Gold Remains Very Lackluster

Commentary for Monday, June 9, 2014 (www.golddealer.com) – Gold closed up $1.40 today at $1253.50 in another round of lackluster trading. The range remains tight (last week gold was up $7.00 and silver was up $0.31) so record equity markets create substantial headwind for the precious metals.

Still the physical markets are not without support – gold reports from Singapore indicate strong physical demand with claims of a 100% increase in Singapore sales the first half of 2014 versus 2013 – the reason cited for increased activity being lower prices.
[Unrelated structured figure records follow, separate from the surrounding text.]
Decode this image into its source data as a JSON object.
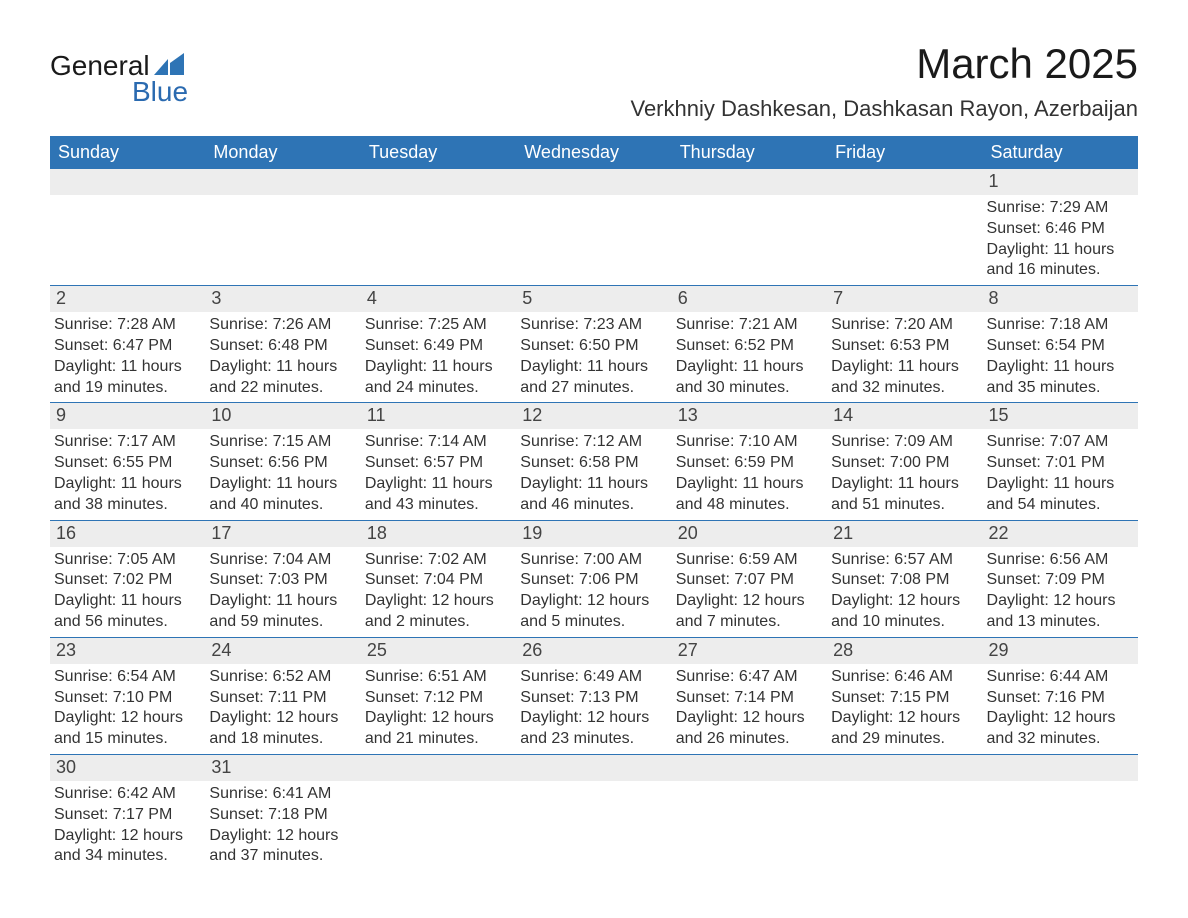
{
  "brand": {
    "word1": "General",
    "word2": "Blue",
    "mark_color": "#2e74b5",
    "word1_color": "#1a1a1a",
    "word2_color": "#2a6ab0"
  },
  "title": "March 2025",
  "location": "Verkhniy Dashkesan, Dashkasan Rayon, Azerbaijan",
  "colors": {
    "header_bg": "#2e74b5",
    "header_text": "#ffffff",
    "daynum_bg": "#ededed",
    "daynum_text": "#444444",
    "body_text": "#333333",
    "row_divider": "#2e74b5",
    "page_bg": "#ffffff"
  },
  "fonts": {
    "title_size_pt": 32,
    "location_size_pt": 17,
    "dow_size_pt": 14,
    "daynum_size_pt": 14,
    "body_size_pt": 12,
    "family": "Arial"
  },
  "days_of_week": [
    "Sunday",
    "Monday",
    "Tuesday",
    "Wednesday",
    "Thursday",
    "Friday",
    "Saturday"
  ],
  "weeks": [
    [
      {
        "day": "",
        "sunrise": "",
        "sunset": "",
        "daylight": ""
      },
      {
        "day": "",
        "sunrise": "",
        "sunset": "",
        "daylight": ""
      },
      {
        "day": "",
        "sunrise": "",
        "sunset": "",
        "daylight": ""
      },
      {
        "day": "",
        "sunrise": "",
        "sunset": "",
        "daylight": ""
      },
      {
        "day": "",
        "sunrise": "",
        "sunset": "",
        "daylight": ""
      },
      {
        "day": "",
        "sunrise": "",
        "sunset": "",
        "daylight": ""
      },
      {
        "day": "1",
        "sunrise": "Sunrise: 7:29 AM",
        "sunset": "Sunset: 6:46 PM",
        "daylight": "Daylight: 11 hours and 16 minutes."
      }
    ],
    [
      {
        "day": "2",
        "sunrise": "Sunrise: 7:28 AM",
        "sunset": "Sunset: 6:47 PM",
        "daylight": "Daylight: 11 hours and 19 minutes."
      },
      {
        "day": "3",
        "sunrise": "Sunrise: 7:26 AM",
        "sunset": "Sunset: 6:48 PM",
        "daylight": "Daylight: 11 hours and 22 minutes."
      },
      {
        "day": "4",
        "sunrise": "Sunrise: 7:25 AM",
        "sunset": "Sunset: 6:49 PM",
        "daylight": "Daylight: 11 hours and 24 minutes."
      },
      {
        "day": "5",
        "sunrise": "Sunrise: 7:23 AM",
        "sunset": "Sunset: 6:50 PM",
        "daylight": "Daylight: 11 hours and 27 minutes."
      },
      {
        "day": "6",
        "sunrise": "Sunrise: 7:21 AM",
        "sunset": "Sunset: 6:52 PM",
        "daylight": "Daylight: 11 hours and 30 minutes."
      },
      {
        "day": "7",
        "sunrise": "Sunrise: 7:20 AM",
        "sunset": "Sunset: 6:53 PM",
        "daylight": "Daylight: 11 hours and 32 minutes."
      },
      {
        "day": "8",
        "sunrise": "Sunrise: 7:18 AM",
        "sunset": "Sunset: 6:54 PM",
        "daylight": "Daylight: 11 hours and 35 minutes."
      }
    ],
    [
      {
        "day": "9",
        "sunrise": "Sunrise: 7:17 AM",
        "sunset": "Sunset: 6:55 PM",
        "daylight": "Daylight: 11 hours and 38 minutes."
      },
      {
        "day": "10",
        "sunrise": "Sunrise: 7:15 AM",
        "sunset": "Sunset: 6:56 PM",
        "daylight": "Daylight: 11 hours and 40 minutes."
      },
      {
        "day": "11",
        "sunrise": "Sunrise: 7:14 AM",
        "sunset": "Sunset: 6:57 PM",
        "daylight": "Daylight: 11 hours and 43 minutes."
      },
      {
        "day": "12",
        "sunrise": "Sunrise: 7:12 AM",
        "sunset": "Sunset: 6:58 PM",
        "daylight": "Daylight: 11 hours and 46 minutes."
      },
      {
        "day": "13",
        "sunrise": "Sunrise: 7:10 AM",
        "sunset": "Sunset: 6:59 PM",
        "daylight": "Daylight: 11 hours and 48 minutes."
      },
      {
        "day": "14",
        "sunrise": "Sunrise: 7:09 AM",
        "sunset": "Sunset: 7:00 PM",
        "daylight": "Daylight: 11 hours and 51 minutes."
      },
      {
        "day": "15",
        "sunrise": "Sunrise: 7:07 AM",
        "sunset": "Sunset: 7:01 PM",
        "daylight": "Daylight: 11 hours and 54 minutes."
      }
    ],
    [
      {
        "day": "16",
        "sunrise": "Sunrise: 7:05 AM",
        "sunset": "Sunset: 7:02 PM",
        "daylight": "Daylight: 11 hours and 56 minutes."
      },
      {
        "day": "17",
        "sunrise": "Sunrise: 7:04 AM",
        "sunset": "Sunset: 7:03 PM",
        "daylight": "Daylight: 11 hours and 59 minutes."
      },
      {
        "day": "18",
        "sunrise": "Sunrise: 7:02 AM",
        "sunset": "Sunset: 7:04 PM",
        "daylight": "Daylight: 12 hours and 2 minutes."
      },
      {
        "day": "19",
        "sunrise": "Sunrise: 7:00 AM",
        "sunset": "Sunset: 7:06 PM",
        "daylight": "Daylight: 12 hours and 5 minutes."
      },
      {
        "day": "20",
        "sunrise": "Sunrise: 6:59 AM",
        "sunset": "Sunset: 7:07 PM",
        "daylight": "Daylight: 12 hours and 7 minutes."
      },
      {
        "day": "21",
        "sunrise": "Sunrise: 6:57 AM",
        "sunset": "Sunset: 7:08 PM",
        "daylight": "Daylight: 12 hours and 10 minutes."
      },
      {
        "day": "22",
        "sunrise": "Sunrise: 6:56 AM",
        "sunset": "Sunset: 7:09 PM",
        "daylight": "Daylight: 12 hours and 13 minutes."
      }
    ],
    [
      {
        "day": "23",
        "sunrise": "Sunrise: 6:54 AM",
        "sunset": "Sunset: 7:10 PM",
        "daylight": "Daylight: 12 hours and 15 minutes."
      },
      {
        "day": "24",
        "sunrise": "Sunrise: 6:52 AM",
        "sunset": "Sunset: 7:11 PM",
        "daylight": "Daylight: 12 hours and 18 minutes."
      },
      {
        "day": "25",
        "sunrise": "Sunrise: 6:51 AM",
        "sunset": "Sunset: 7:12 PM",
        "daylight": "Daylight: 12 hours and 21 minutes."
      },
      {
        "day": "26",
        "sunrise": "Sunrise: 6:49 AM",
        "sunset": "Sunset: 7:13 PM",
        "daylight": "Daylight: 12 hours and 23 minutes."
      },
      {
        "day": "27",
        "sunrise": "Sunrise: 6:47 AM",
        "sunset": "Sunset: 7:14 PM",
        "daylight": "Daylight: 12 hours and 26 minutes."
      },
      {
        "day": "28",
        "sunrise": "Sunrise: 6:46 AM",
        "sunset": "Sunset: 7:15 PM",
        "daylight": "Daylight: 12 hours and 29 minutes."
      },
      {
        "day": "29",
        "sunrise": "Sunrise: 6:44 AM",
        "sunset": "Sunset: 7:16 PM",
        "daylight": "Daylight: 12 hours and 32 minutes."
      }
    ],
    [
      {
        "day": "30",
        "sunrise": "Sunrise: 6:42 AM",
        "sunset": "Sunset: 7:17 PM",
        "daylight": "Daylight: 12 hours and 34 minutes."
      },
      {
        "day": "31",
        "sunrise": "Sunrise: 6:41 AM",
        "sunset": "Sunset: 7:18 PM",
        "daylight": "Daylight: 12 hours and 37 minutes."
      },
      {
        "day": "",
        "sunrise": "",
        "sunset": "",
        "daylight": ""
      },
      {
        "day": "",
        "sunrise": "",
        "sunset": "",
        "daylight": ""
      },
      {
        "day": "",
        "sunrise": "",
        "sunset": "",
        "daylight": ""
      },
      {
        "day": "",
        "sunrise": "",
        "sunset": "",
        "daylight": ""
      },
      {
        "day": "",
        "sunrise": "",
        "sunset": "",
        "daylight": ""
      }
    ]
  ]
}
Silver closed up $0.08 at $19.04. Premiums on Silver Eagle Monster Boxes remain defensive – which should tell you dealers are lowering prices to see if they can create more general interest. Our new 100 oz Perth silver bars are creating solid interest across the counter.

Platinum closed up $1.00 at $1454.00 and palladium closed down $3.00 at $841.00. South African strike mediators continue to talk but progress appears slow.
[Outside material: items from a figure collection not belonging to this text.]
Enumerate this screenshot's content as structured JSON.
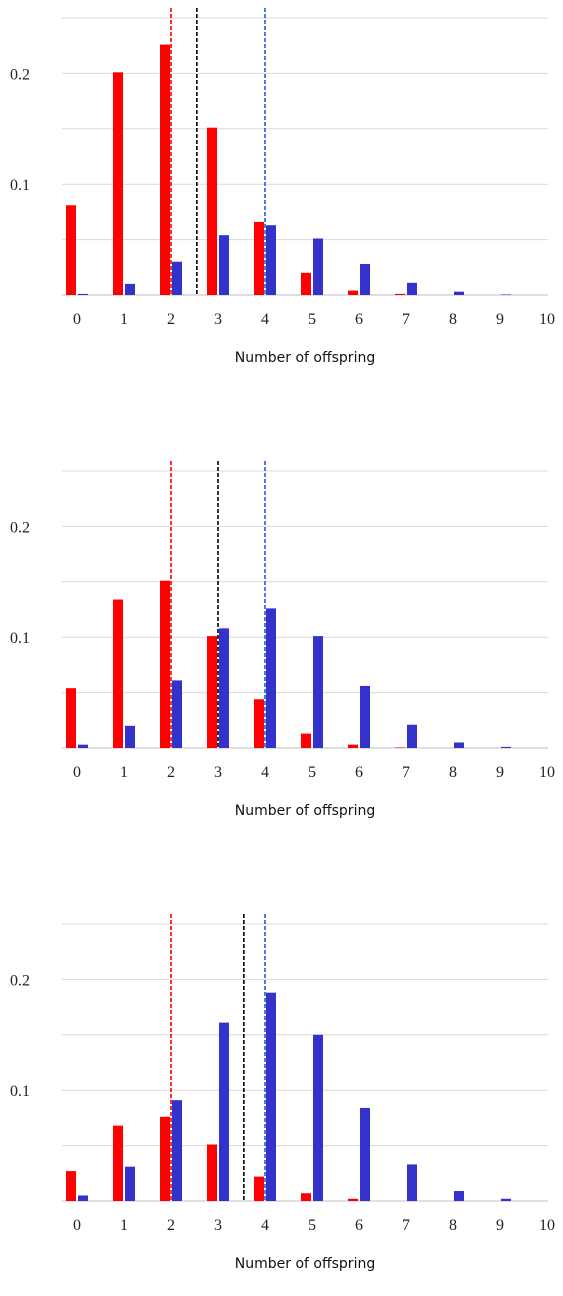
{
  "colors": {
    "red_series": "#ff0000",
    "blue_series": "#3333cc",
    "red_line": "#ff0000",
    "blue_line": "#1f5fd0",
    "black_line": "#000000",
    "grid": "#d9d9d9"
  },
  "chart_data": [
    {
      "type": "bar",
      "xlabel": "Number of offspring",
      "categories": [
        "0",
        "1",
        "2",
        "3",
        "4",
        "5",
        "6",
        "7",
        "8",
        "9",
        "10"
      ],
      "yticks": [
        0.1,
        0.2
      ],
      "ytick_labels": [
        "0.1",
        "0.2"
      ],
      "ylim": [
        0,
        0.25
      ],
      "grid": true,
      "series": [
        {
          "color": "red",
          "values": [
            0.081,
            0.201,
            0.226,
            0.151,
            0.066,
            0.02,
            0.004,
            0.001,
            0.0,
            0.0,
            0.0
          ]
        },
        {
          "color": "blue",
          "values": [
            0.001,
            0.01,
            0.03,
            0.054,
            0.063,
            0.051,
            0.028,
            0.011,
            0.003,
            0.0005,
            0.0
          ]
        }
      ],
      "vlines": [
        {
          "color": "red",
          "x": 2.0
        },
        {
          "color": "black",
          "x": 2.55
        },
        {
          "color": "blue",
          "x": 4.0
        }
      ]
    },
    {
      "type": "bar",
      "xlabel": "Number of offspring",
      "categories": [
        "0",
        "1",
        "2",
        "3",
        "4",
        "5",
        "6",
        "7",
        "8",
        "9",
        "10"
      ],
      "yticks": [
        0.1,
        0.2
      ],
      "ytick_labels": [
        "0.1",
        "0.2"
      ],
      "ylim": [
        0,
        0.25
      ],
      "grid": true,
      "series": [
        {
          "color": "red",
          "values": [
            0.054,
            0.134,
            0.151,
            0.101,
            0.044,
            0.013,
            0.003,
            0.0005,
            0.0,
            0.0,
            0.0
          ]
        },
        {
          "color": "blue",
          "values": [
            0.003,
            0.02,
            0.061,
            0.108,
            0.126,
            0.101,
            0.056,
            0.021,
            0.005,
            0.001,
            0.0
          ]
        }
      ],
      "vlines": [
        {
          "color": "red",
          "x": 2.0
        },
        {
          "color": "black",
          "x": 3.0
        },
        {
          "color": "blue",
          "x": 4.0
        }
      ]
    },
    {
      "type": "bar",
      "xlabel": "Number of offspring",
      "categories": [
        "0",
        "1",
        "2",
        "3",
        "4",
        "5",
        "6",
        "7",
        "8",
        "9",
        "10"
      ],
      "yticks": [
        0.1,
        0.2
      ],
      "ytick_labels": [
        "0.1",
        "0.2"
      ],
      "ylim": [
        0,
        0.25
      ],
      "grid": true,
      "series": [
        {
          "color": "red",
          "values": [
            0.027,
            0.068,
            0.076,
            0.051,
            0.022,
            0.007,
            0.002,
            0.0,
            0.0,
            0.0,
            0.0
          ]
        },
        {
          "color": "blue",
          "values": [
            0.005,
            0.031,
            0.091,
            0.161,
            0.188,
            0.15,
            0.084,
            0.033,
            0.009,
            0.002,
            0.0
          ]
        }
      ],
      "vlines": [
        {
          "color": "red",
          "x": 2.0
        },
        {
          "color": "black",
          "x": 3.55
        },
        {
          "color": "blue",
          "x": 4.0
        }
      ]
    }
  ]
}
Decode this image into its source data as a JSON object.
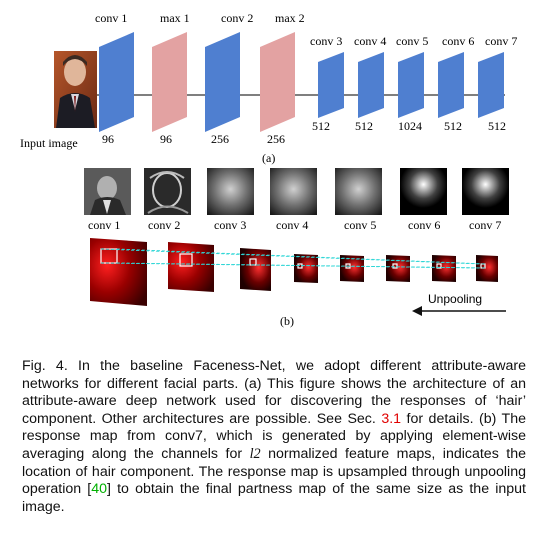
{
  "figure": {
    "panel_a": {
      "input_label": "Input image",
      "panel_label": "(a)",
      "layers": [
        {
          "name": "conv 1",
          "channels": "96",
          "color": "#4f7fd0"
        },
        {
          "name": "max 1",
          "channels": "96",
          "color": "#e3a2a2"
        },
        {
          "name": "conv 2",
          "channels": "256",
          "color": "#4f7fd0"
        },
        {
          "name": "max 2",
          "channels": "256",
          "color": "#e3a2a2"
        },
        {
          "name": "conv 3",
          "channels": "512",
          "color": "#4f7fd0"
        },
        {
          "name": "conv 4",
          "channels": "512",
          "color": "#4f7fd0"
        },
        {
          "name": "conv 5",
          "channels": "1024",
          "color": "#4f7fd0"
        },
        {
          "name": "conv 6",
          "channels": "512",
          "color": "#4f7fd0"
        },
        {
          "name": "conv 7",
          "channels": "512",
          "color": "#4f7fd0"
        }
      ]
    },
    "panel_b": {
      "panel_label": "(b)",
      "feature_labels": [
        "conv 1",
        "conv 2",
        "conv 3",
        "conv 4",
        "conv 5",
        "conv 6",
        "conv 7"
      ],
      "unpooling_label": "Unpooling",
      "link_color": "#2ed6d6",
      "heat_color": "#e01010"
    }
  },
  "caption": {
    "part1": "Fig. 4. In the baseline Faceness-Net, we adopt different attribute-aware networks for different facial parts. (a) This figure shows the architecture of an attribute-aware deep network used for discovering the responses of ‘hair’ component. Other architectures are possible. See Sec. ",
    "ref_sec": "3.1",
    "part2": " for details. (b) The response map from conv7, which is generated by applying element-wise averaging along the channels for ",
    "l2": "l2",
    "part3": " normalized feature maps, indicates the location of hair component. The response map is upsampled through unpooling operation [",
    "ref_cite": "40",
    "part4": "] to obtain the final partness map of the same size as the input image."
  }
}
Quiet trading continues into Monday as gold moved within a $4.00 range beginning in Hong Kong overnight – moving into London and closing in the domestic trade. Most commentators blame lack of fresh news but I find this very narrow range a bit of a red flag considering measures the ECB will employ relative to a continued easing money policy in Europe.

Still this very quiet time might only be typical of summer months.

Here in a nutshell is the bearish case against gold short-term – Richard Debbie Carlson (Kitco) – Baker, editor, Eureka Miner Report, said considering that gold is only up marginally versus last week’s settlement, it is “startling given a new ECB announcement mid-week and (Friday’s) nonfarm payroll report. Mario Draghi’s dovish comments and ECB interest rate reduction moved gold higher and the somewhat better-than-expected jobs report moved gold lower – on balance a small dollar gain returning gold back to the $1,250-level.”

Meanwhile Standard & Poor’s 500 stock index futures scratched out another round of new record highs after the data.

Several gold-market watchers said the continued strength of the equities market has driven interest out of gold. That could weigh on the metal next week as the major planned news events are done and next week’s U.S. economic calendar is light.

“In an environment of rising U.S. real yields, fresh highs in the S&P500 and a stronger U.S. dollar we still view the gold price outlook as bearish,” said Michael Lewis, analyst at Deutsche Bank.

Adam Klopfeinstein, market strategist with Archer Financial Services, said he can’t get bullish on gold until equities start to weaken.

“I don’t see how the market holds here… The flight-to-quality and the inflation people are throwing in the towel. The stock market is taking them away. Bond yields were falling, but I think that’s done. Gold is going to stay weak as long as stocks hold up. But I think stocks are in their last bit of gains… Once stocks correct gold may go higher,” Klopfeinstein said.

Ira Epstein, of the Ira Epstein division of the Linn Group, said it’s hard to be bullish on gold until late June/early July, based historical price patterns.

“That doesn’t mean that serious bounce can’t and don’t occur. They do if you study the chart, but overall prices tend to work lower into late June,” he said.

Since gold could not take out resistance at $1,260 this week, technical-chart analysts said bears may try to break through this week’s support around $1,240 in attempt to push to the major chart support around $1,225 from January.

Epstein said he is also keeping an eye on the outside day up gold posted Thursday. An outside day up is a technical chart move where the market action takes out the previous day’s low and high and closes higher on the day. That could mean further gains near-term.

“I have a trading rule that I formed over the years that I like. Simply put, when you have an outside day up, the low of that day should not be taken out within the next two trading sessions. If taken out I label that a ‘bull trap’ and expect prices to work lower,” he said.

On Friday August gold held above Thursday’s low of $1,241.20, which makes Monday’s price action worth watching.

Ira Epstein is a savvy trader that has been around since the 1970’s so I pay attention to his commentary. And like most everyone else the failure of gold to show strength after the Draghi announcement is concerning but the real culprit here is the successful stock market.

We are making new highs all over the place and money is still cheap – so while some lament current stock prices I don’t see much downside even with high multiples. This alone is enough to pressure gold lower – but how low? As long as money remains cheap – which supports stocks it also supports the cost of owning physical bullion.

So we may be looking at a push – and if you consider gold is selling at significant discount from old highs – and not much has changed in the fiat paper world – the downside for gold may not be as great as naysayers would have you believe. Also keep in mind that the physical gold market is relatively small – more of a niche market place really – this should provide important insight to longer term players.

The walk in cash trade today was only slow to moderate and the downstairs continues to be somewhat noisy as we install 2 new systems. The phones were mostly quiet.

The GoldDealer.com Activity Scale is a “4” for Monday. The CNI Activity Scale takes into consideration volume and the hedge book: (last Tuesday – 6) (last Wednesday – 6) (last Thursday – 8) (last Friday – 6). The scale (1 through 10) is a reliable way to understand our volume numbers.